James Zhang at Standard New York Securities Inc., the Standard Bank Group, said US data also contributed to the woes of risk assets with the latest area economic report from the Philadelphia Federal Reserve Bank “turning negative.”
Zhang maintains “a neutral to slightly bullish view for the oil market in the very short term, as the Euro-zone debt crisis is unfolding.” Meanwhile, he said, “The reopening of the Iranian nuclear negotiations later this month poses substantial risks to both the upside and downside. That said, there is fairly firm fundamental support at the $100/bbl level for crude oil prices in the short term.”
He expects oil market fundamentals to tighten in the second half of this year. “Brent crude oil has remained in backwardation so far this year, which means oil stocks are unlikely to have built much outside the US. The spring refinery maintenance season in the Northern Hemisphere has come to an end, which should see crude demand pick up,” Zhang said. “However, we are bearish on oil product cracks (price difference between products and crude oil) for the third quarter due to the expected high refinery runs. We expect a seasonal product build in middle-distillates in the third quarter.”
The June and July contracts for benchmark US light, sweet crudes each dipped 25¢ to $92.56/bbl and $92.94/bbl, respectively, on the New York Mercantile Exchange. On the US spot market, West Texas Intermediate at Cushing, Okla., also was down 25¢, matching the front-month futures price of 92.56/bbl.
Heating oil for June delivery declined 4.86¢ to $2.85/gal on NYMEX. Reformulated stock for oxygenate blending for the same month decreased 4.27¢ to $2.88/gal.

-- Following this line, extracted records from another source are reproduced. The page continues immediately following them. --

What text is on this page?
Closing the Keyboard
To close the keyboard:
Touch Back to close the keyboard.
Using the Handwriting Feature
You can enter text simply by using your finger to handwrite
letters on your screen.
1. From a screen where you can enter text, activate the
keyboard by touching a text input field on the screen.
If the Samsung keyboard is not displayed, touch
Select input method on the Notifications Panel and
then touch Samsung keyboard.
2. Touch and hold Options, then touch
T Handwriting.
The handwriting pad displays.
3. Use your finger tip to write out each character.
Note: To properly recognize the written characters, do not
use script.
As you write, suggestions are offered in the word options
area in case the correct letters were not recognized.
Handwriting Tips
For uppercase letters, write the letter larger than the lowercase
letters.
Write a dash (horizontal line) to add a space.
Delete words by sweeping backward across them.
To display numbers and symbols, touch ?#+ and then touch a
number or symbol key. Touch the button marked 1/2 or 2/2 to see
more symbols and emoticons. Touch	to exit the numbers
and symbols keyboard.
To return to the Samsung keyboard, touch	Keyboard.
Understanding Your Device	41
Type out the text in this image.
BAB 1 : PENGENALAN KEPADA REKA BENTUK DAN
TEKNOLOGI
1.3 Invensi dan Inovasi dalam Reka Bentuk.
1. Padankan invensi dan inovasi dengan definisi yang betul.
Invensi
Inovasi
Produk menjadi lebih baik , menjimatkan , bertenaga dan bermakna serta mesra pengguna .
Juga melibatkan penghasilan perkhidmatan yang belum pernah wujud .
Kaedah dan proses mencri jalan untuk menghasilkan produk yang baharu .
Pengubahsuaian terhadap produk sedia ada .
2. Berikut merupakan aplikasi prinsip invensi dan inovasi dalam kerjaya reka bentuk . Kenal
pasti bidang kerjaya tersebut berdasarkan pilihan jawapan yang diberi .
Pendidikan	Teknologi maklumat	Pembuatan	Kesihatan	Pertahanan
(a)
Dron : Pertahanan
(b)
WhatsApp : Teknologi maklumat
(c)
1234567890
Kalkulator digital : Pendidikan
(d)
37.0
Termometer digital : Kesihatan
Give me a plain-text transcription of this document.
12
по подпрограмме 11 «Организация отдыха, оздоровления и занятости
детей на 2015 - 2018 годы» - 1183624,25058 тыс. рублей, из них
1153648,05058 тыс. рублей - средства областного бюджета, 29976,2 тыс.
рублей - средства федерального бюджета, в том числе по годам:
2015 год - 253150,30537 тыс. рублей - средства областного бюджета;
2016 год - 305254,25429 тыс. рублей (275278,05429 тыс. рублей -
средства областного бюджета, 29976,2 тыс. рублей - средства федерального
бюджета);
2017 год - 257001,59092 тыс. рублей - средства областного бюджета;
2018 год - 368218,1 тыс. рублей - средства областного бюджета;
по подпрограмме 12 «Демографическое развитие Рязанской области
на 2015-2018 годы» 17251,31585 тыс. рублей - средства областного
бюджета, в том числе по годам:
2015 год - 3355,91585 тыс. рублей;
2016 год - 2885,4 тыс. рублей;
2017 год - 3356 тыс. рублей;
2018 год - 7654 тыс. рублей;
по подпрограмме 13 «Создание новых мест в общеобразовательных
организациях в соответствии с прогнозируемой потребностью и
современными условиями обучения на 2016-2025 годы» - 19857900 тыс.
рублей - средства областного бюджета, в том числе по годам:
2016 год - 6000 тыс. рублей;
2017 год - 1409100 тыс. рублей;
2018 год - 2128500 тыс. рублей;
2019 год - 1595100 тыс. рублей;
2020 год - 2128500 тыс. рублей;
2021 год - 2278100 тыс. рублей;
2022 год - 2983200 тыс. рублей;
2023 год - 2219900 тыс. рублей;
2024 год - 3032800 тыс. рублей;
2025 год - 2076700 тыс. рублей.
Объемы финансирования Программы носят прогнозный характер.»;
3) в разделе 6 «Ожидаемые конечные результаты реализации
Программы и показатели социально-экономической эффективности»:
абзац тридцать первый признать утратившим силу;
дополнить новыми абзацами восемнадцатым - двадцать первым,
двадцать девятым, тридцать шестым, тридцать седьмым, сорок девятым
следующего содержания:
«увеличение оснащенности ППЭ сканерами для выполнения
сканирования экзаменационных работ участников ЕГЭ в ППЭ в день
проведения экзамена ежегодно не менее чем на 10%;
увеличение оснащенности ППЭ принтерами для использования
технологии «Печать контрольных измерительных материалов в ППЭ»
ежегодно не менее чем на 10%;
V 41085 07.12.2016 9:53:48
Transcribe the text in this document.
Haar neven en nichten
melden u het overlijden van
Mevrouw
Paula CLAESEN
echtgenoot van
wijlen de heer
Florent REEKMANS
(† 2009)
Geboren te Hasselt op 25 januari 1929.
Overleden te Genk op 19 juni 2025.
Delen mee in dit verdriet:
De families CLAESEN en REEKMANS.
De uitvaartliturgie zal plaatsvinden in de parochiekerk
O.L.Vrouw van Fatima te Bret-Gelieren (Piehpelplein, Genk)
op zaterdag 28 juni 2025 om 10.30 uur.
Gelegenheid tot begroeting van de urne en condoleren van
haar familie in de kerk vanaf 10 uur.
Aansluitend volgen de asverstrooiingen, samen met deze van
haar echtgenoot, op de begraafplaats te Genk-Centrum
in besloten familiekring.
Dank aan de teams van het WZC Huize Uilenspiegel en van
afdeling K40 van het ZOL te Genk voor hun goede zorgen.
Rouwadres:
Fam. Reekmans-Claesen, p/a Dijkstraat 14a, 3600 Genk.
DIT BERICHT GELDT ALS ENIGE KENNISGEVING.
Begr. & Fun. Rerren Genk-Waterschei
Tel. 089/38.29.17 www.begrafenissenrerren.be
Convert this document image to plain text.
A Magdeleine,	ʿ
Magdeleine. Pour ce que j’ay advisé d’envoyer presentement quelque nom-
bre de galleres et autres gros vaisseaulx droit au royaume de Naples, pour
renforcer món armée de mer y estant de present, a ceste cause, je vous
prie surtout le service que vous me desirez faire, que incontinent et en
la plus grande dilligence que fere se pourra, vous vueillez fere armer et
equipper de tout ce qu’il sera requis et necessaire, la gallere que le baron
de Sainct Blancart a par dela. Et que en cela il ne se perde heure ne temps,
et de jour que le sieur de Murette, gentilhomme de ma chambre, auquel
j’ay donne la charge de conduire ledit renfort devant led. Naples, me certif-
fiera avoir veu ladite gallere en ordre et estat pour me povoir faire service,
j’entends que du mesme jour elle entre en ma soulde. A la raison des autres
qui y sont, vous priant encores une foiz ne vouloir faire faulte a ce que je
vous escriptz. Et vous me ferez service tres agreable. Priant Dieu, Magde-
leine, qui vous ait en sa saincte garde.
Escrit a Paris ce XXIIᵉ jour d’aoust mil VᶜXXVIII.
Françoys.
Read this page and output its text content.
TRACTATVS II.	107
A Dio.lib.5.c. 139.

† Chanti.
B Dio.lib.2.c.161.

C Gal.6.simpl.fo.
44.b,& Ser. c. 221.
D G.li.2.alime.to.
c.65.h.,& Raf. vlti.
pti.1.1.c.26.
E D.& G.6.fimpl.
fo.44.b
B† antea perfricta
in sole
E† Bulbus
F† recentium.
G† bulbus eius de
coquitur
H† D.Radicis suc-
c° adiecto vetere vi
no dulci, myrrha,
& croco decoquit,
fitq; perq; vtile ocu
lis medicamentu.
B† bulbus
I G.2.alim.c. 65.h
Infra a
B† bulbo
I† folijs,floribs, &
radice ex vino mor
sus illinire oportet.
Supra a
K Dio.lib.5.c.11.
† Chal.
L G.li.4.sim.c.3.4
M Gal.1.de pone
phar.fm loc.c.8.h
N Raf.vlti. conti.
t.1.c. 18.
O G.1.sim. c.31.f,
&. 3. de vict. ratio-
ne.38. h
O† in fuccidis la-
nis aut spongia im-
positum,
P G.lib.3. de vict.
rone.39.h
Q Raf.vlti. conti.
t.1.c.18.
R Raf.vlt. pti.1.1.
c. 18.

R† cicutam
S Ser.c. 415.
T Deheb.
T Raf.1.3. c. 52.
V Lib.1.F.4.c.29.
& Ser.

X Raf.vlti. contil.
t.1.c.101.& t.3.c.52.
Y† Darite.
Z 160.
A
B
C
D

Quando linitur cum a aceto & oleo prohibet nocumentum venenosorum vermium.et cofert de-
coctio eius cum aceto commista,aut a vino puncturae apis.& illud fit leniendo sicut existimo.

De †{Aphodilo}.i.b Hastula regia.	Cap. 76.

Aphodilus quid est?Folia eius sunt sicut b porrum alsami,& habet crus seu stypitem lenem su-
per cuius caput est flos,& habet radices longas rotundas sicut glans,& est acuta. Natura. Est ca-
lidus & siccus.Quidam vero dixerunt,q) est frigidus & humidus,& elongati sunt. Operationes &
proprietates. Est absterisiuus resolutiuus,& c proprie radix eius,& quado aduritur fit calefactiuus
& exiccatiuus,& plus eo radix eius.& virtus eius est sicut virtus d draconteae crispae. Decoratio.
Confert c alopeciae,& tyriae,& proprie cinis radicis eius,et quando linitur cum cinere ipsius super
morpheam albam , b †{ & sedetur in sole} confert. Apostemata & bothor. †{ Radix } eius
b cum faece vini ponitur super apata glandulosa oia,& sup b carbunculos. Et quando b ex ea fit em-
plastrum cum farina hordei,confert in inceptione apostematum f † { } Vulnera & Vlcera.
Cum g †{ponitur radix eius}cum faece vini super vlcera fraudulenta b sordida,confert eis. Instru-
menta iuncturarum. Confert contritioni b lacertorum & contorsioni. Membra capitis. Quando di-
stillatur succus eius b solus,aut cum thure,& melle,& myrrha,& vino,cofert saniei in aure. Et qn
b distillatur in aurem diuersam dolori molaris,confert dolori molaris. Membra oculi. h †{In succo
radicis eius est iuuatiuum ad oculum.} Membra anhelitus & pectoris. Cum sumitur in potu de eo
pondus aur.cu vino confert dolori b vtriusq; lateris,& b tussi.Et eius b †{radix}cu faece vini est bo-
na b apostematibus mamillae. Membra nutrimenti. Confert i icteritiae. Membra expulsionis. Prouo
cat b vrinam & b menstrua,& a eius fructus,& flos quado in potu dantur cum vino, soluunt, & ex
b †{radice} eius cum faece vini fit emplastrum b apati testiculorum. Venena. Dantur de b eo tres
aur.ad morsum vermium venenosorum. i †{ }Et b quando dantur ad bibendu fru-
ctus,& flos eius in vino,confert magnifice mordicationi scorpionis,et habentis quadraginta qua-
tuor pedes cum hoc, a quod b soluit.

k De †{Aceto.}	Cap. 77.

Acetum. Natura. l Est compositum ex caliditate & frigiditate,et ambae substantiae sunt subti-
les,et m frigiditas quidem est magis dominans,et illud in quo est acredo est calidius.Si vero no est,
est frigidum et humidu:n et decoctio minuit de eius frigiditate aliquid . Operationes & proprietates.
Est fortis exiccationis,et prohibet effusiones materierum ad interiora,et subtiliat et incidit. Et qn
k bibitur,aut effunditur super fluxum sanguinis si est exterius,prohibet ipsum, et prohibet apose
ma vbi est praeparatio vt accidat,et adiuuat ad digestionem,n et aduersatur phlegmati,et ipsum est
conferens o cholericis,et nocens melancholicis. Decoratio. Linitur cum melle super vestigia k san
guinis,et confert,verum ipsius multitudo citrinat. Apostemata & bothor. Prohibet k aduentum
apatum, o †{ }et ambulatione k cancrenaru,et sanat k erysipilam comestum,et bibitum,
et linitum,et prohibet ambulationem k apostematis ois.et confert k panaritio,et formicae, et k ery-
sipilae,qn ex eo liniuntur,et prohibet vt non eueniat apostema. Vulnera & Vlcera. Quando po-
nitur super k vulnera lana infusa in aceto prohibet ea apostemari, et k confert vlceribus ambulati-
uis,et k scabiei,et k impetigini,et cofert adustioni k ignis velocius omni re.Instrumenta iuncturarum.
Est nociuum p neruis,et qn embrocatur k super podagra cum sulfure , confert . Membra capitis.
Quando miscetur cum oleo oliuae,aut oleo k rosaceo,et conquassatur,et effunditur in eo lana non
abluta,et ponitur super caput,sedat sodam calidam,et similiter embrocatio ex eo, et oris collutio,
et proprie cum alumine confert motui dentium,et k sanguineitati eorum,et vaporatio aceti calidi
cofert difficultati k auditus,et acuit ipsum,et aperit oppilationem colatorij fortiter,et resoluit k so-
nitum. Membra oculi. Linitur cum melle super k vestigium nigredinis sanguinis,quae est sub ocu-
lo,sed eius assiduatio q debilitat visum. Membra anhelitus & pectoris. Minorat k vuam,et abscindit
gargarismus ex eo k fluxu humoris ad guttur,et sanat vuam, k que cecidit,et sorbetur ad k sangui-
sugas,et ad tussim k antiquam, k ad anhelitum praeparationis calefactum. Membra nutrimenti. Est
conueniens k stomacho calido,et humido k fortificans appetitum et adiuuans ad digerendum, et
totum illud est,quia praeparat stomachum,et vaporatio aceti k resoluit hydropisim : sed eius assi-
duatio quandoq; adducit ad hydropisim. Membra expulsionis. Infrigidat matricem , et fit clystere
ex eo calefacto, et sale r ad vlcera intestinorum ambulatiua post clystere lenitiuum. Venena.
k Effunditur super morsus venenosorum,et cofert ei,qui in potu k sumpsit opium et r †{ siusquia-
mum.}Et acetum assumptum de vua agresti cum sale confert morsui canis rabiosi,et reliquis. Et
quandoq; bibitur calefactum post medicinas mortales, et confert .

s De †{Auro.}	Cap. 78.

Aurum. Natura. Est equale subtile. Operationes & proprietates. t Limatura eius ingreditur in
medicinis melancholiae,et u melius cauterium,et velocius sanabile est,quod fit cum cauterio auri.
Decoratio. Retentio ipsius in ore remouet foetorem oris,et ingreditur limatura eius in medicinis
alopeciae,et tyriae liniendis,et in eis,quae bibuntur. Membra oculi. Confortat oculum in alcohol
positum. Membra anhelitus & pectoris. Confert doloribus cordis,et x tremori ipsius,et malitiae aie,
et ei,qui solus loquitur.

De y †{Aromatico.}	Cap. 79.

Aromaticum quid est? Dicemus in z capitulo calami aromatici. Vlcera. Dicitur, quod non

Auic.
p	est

The June natural gas contract lost 2.4¢ to $2.59/MMbtu on NYMEX. On the US spot market, however, gas at Henry Hub, La., climbed 5.9¢ to $2.56/MMbtu.
In London, the new front-month July IPE contract for North Sea Brent fell $2.26 to $107.49/bbl. Gas oil for June dropped $13 to $918.50/tonne.
The average price for the Organization of Petroleum Exporting Countries’ basket of 12 benchmark crudes was down $1.04 to $107.10/bbl.